Dermatofita mempunyai masa inkubasi selama 4-10 hari. Infeksi dermatofita melibatkan tiga
langkah utama : perlekatan ke keratinosit, penetrasi melalui dan diantara sel, dan
perkembangan respon pejamu.
Perlekatan jamur superfisial harus melewati berbagai rintangan untuk bisa melekat pada
jaringan keratin diantaranya sinar UV, suhu, kelembapan, kompetisis dengan flora normal
dan sphingiosin yang diproduksi oleh keratinosit. Asam lemak yang di produksi oleh kelenjar
sebasea juga bersifat fungistatic.
Penetrasi. Setelah terjadi perlekatan, spora harus berkembang dan menembus stratum
korneum dengan kecepatan yang lebih cepat daripada proses desquamasi. Penetrasi juga
dibantu oleh sekresi proteinase, lipase, dan enzim mucinolitik, yang juga menyediakan
nutrisis untuk jamur. Trauma dan maserasi juga membantu penetrasi jamur ke keratinosit.
Pertahanan baru muncul ketika jamur mencapai lapisan terdalam dermis.

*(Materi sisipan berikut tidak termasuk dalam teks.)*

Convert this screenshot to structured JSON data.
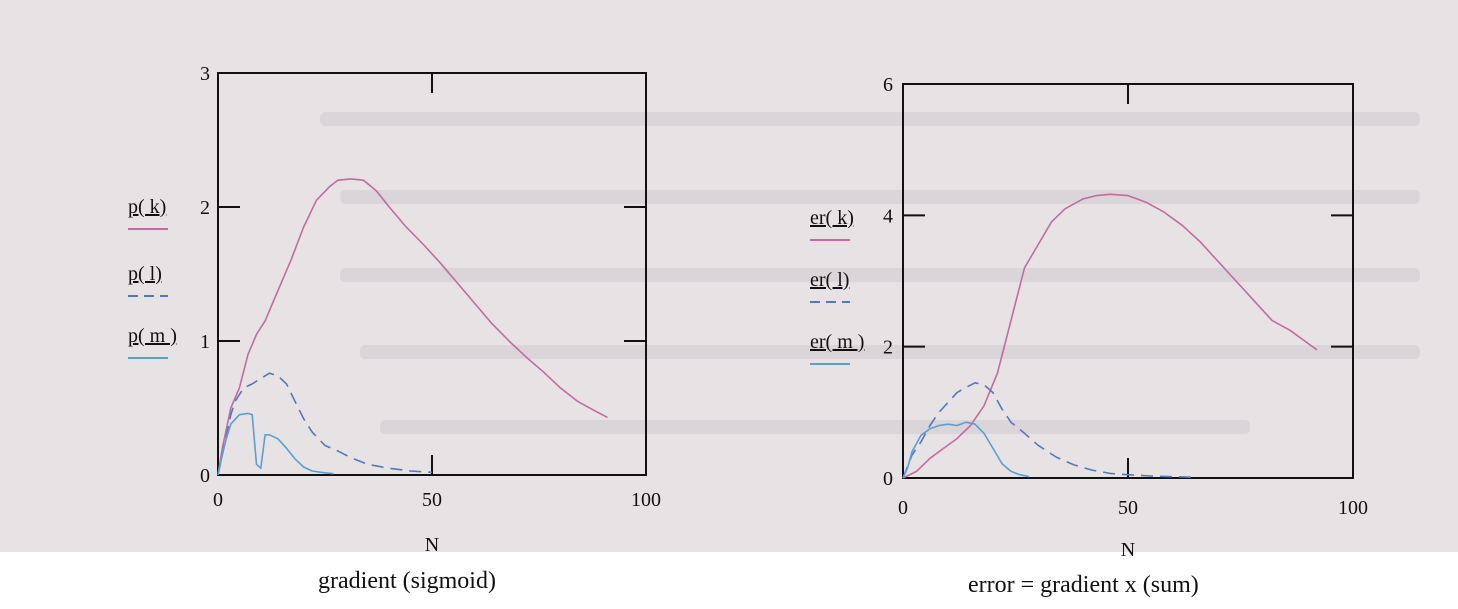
{
  "background_color": "#e7e3e4",
  "captions": {
    "left": "gradient (sigmoid)",
    "right": "error = gradient x (sum)"
  },
  "chart_data": [
    {
      "type": "line",
      "xlabel": "N",
      "xlim": [
        0,
        100
      ],
      "ylim": [
        0,
        3
      ],
      "x_ticks": [
        "0",
        "50",
        "100"
      ],
      "y_ticks": [
        "0",
        "1",
        "2",
        "3"
      ],
      "legend_position": "left",
      "series": [
        {
          "name": "p( k)",
          "color": "#c46a9e",
          "dash": "solid",
          "points": [
            [
              0,
              0
            ],
            [
              1,
              0.2
            ],
            [
              2,
              0.35
            ],
            [
              3,
              0.5
            ],
            [
              5,
              0.65
            ],
            [
              7,
              0.9
            ],
            [
              9,
              1.05
            ],
            [
              11,
              1.15
            ],
            [
              13,
              1.3
            ],
            [
              15,
              1.45
            ],
            [
              17,
              1.6
            ],
            [
              20,
              1.85
            ],
            [
              23,
              2.05
            ],
            [
              26,
              2.15
            ],
            [
              28,
              2.2
            ],
            [
              31,
              2.21
            ],
            [
              34,
              2.2
            ],
            [
              37,
              2.12
            ],
            [
              40,
              2.0
            ],
            [
              44,
              1.85
            ],
            [
              48,
              1.72
            ],
            [
              52,
              1.58
            ],
            [
              56,
              1.43
            ],
            [
              60,
              1.28
            ],
            [
              64,
              1.13
            ],
            [
              68,
              1.0
            ],
            [
              72,
              0.88
            ],
            [
              76,
              0.77
            ],
            [
              80,
              0.65
            ],
            [
              84,
              0.55
            ],
            [
              88,
              0.48
            ],
            [
              91,
              0.43
            ]
          ]
        },
        {
          "name": "p( l)",
          "color": "#5577bb",
          "dash": "dashed",
          "points": [
            [
              0,
              0
            ],
            [
              1,
              0.15
            ],
            [
              2,
              0.3
            ],
            [
              3,
              0.45
            ],
            [
              4,
              0.55
            ],
            [
              6,
              0.65
            ],
            [
              8,
              0.68
            ],
            [
              10,
              0.72
            ],
            [
              12,
              0.76
            ],
            [
              14,
              0.74
            ],
            [
              16,
              0.68
            ],
            [
              18,
              0.55
            ],
            [
              20,
              0.42
            ],
            [
              22,
              0.32
            ],
            [
              25,
              0.22
            ],
            [
              28,
              0.18
            ],
            [
              31,
              0.13
            ],
            [
              35,
              0.08
            ],
            [
              40,
              0.05
            ],
            [
              45,
              0.03
            ],
            [
              50,
              0.02
            ]
          ]
        },
        {
          "name": "p( m )",
          "color": "#5a9fd4",
          "dash": "solid",
          "points": [
            [
              0,
              0
            ],
            [
              1,
              0.15
            ],
            [
              2,
              0.28
            ],
            [
              3,
              0.38
            ],
            [
              5,
              0.45
            ],
            [
              7,
              0.46
            ],
            [
              8,
              0.45
            ],
            [
              9,
              0.08
            ],
            [
              10,
              0.05
            ],
            [
              11,
              0.3
            ],
            [
              12,
              0.3
            ],
            [
              14,
              0.27
            ],
            [
              16,
              0.2
            ],
            [
              18,
              0.12
            ],
            [
              20,
              0.06
            ],
            [
              22,
              0.03
            ],
            [
              24,
              0.02
            ],
            [
              27,
              0.01
            ]
          ]
        }
      ]
    },
    {
      "type": "line",
      "xlabel": "N",
      "xlim": [
        0,
        100
      ],
      "ylim": [
        0,
        6
      ],
      "x_ticks": [
        "0",
        "50",
        "100"
      ],
      "y_ticks": [
        "0",
        "2",
        "4",
        "6"
      ],
      "legend_position": "left",
      "series": [
        {
          "name": "er( k)",
          "color": "#c46a9e",
          "dash": "solid",
          "points": [
            [
              0,
              0
            ],
            [
              3,
              0.1
            ],
            [
              6,
              0.3
            ],
            [
              9,
              0.45
            ],
            [
              12,
              0.6
            ],
            [
              15,
              0.8
            ],
            [
              18,
              1.1
            ],
            [
              21,
              1.6
            ],
            [
              24,
              2.4
            ],
            [
              27,
              3.2
            ],
            [
              30,
              3.55
            ],
            [
              33,
              3.9
            ],
            [
              36,
              4.1
            ],
            [
              40,
              4.25
            ],
            [
              43,
              4.3
            ],
            [
              46,
              4.32
            ],
            [
              50,
              4.3
            ],
            [
              54,
              4.2
            ],
            [
              58,
              4.05
            ],
            [
              62,
              3.85
            ],
            [
              66,
              3.6
            ],
            [
              70,
              3.3
            ],
            [
              74,
              3.0
            ],
            [
              78,
              2.7
            ],
            [
              82,
              2.4
            ],
            [
              86,
              2.25
            ],
            [
              90,
              2.05
            ],
            [
              92,
              1.95
            ]
          ]
        },
        {
          "name": "er( l)",
          "color": "#5577bb",
          "dash": "dashed",
          "points": [
            [
              0,
              0
            ],
            [
              2,
              0.35
            ],
            [
              4,
              0.55
            ],
            [
              6,
              0.8
            ],
            [
              8,
              1.0
            ],
            [
              10,
              1.15
            ],
            [
              12,
              1.3
            ],
            [
              14,
              1.38
            ],
            [
              16,
              1.45
            ],
            [
              18,
              1.42
            ],
            [
              20,
              1.3
            ],
            [
              22,
              1.05
            ],
            [
              24,
              0.85
            ],
            [
              27,
              0.68
            ],
            [
              30,
              0.5
            ],
            [
              34,
              0.32
            ],
            [
              38,
              0.2
            ],
            [
              42,
              0.12
            ],
            [
              46,
              0.07
            ],
            [
              50,
              0.05
            ],
            [
              55,
              0.03
            ],
            [
              60,
              0.02
            ],
            [
              65,
              0.01
            ]
          ]
        },
        {
          "name": "er( m )",
          "color": "#5a9fd4",
          "dash": "solid",
          "points": [
            [
              0,
              0
            ],
            [
              1,
              0.15
            ],
            [
              2,
              0.4
            ],
            [
              4,
              0.65
            ],
            [
              6,
              0.75
            ],
            [
              8,
              0.8
            ],
            [
              10,
              0.82
            ],
            [
              12,
              0.8
            ],
            [
              14,
              0.85
            ],
            [
              16,
              0.82
            ],
            [
              18,
              0.68
            ],
            [
              20,
              0.45
            ],
            [
              22,
              0.22
            ],
            [
              24,
              0.1
            ],
            [
              26,
              0.05
            ],
            [
              28,
              0.02
            ]
          ]
        }
      ]
    }
  ]
}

Perkembangan respon tubuh. Derajat inflamasi di pengaruhi oleh status imun penderita dan
organisme yang terlibat. Reaksi hipersensitivitas tipe IV, atau delay type hypersensitivity
(DTH) memainkan peran sangat penting dalam melawan dermatofita. Pasien yang belum
pernah terinfeksi dermatofita sebelumnya, infeksi primer menyebabkan inflamasi dan tes
trichopitin hasilnya negative. Infeksi menghasilkan sedikit eritema dan skuama yang
dihasilkan oleh peningkatan pergantian keratinosit. Terdapat hipotesis menyatakan bahwa
antigen dermatofita diproses oleh sel Langerhans epidermis dan di presentasikan dalam
limfosit T di nodus limfe. Limfosit T melakukan proliferasi bermigrasi ke tempat yang
terinfeksi untuk menyerang jamur. Saat ini lesi tiba-tiba menjadi inflamasi, dan berier
epidermal menjadi permeable terhadap transferrin dan sel-sel yang bermigrasi.

FAKTOR RISIKO
1. Yang menyuburkan pertumbuhan jamur
Pemeberian antibiotic yang mematikan kuman akan menyebabkan keseimbangan
antara jamur dan bakteri terganggu.
Adanya penyakit diabetes melitus dan kehamilan dapat menyuburkan pertumbuhan
jamur.
2. Yang memudahkan terjadinya invasi ke jaringan karena daya tahan yang menurun
Adanya rangasangan setempat yang terus menerus pada lokasi tertentu oleh cairan
yang menyebabkan pelunakan kulit, misalnya air pada sela jari kaki, kencing pada
pantat bayi, keringat pada daerah lipatan atau liur disudut mulut orangtua.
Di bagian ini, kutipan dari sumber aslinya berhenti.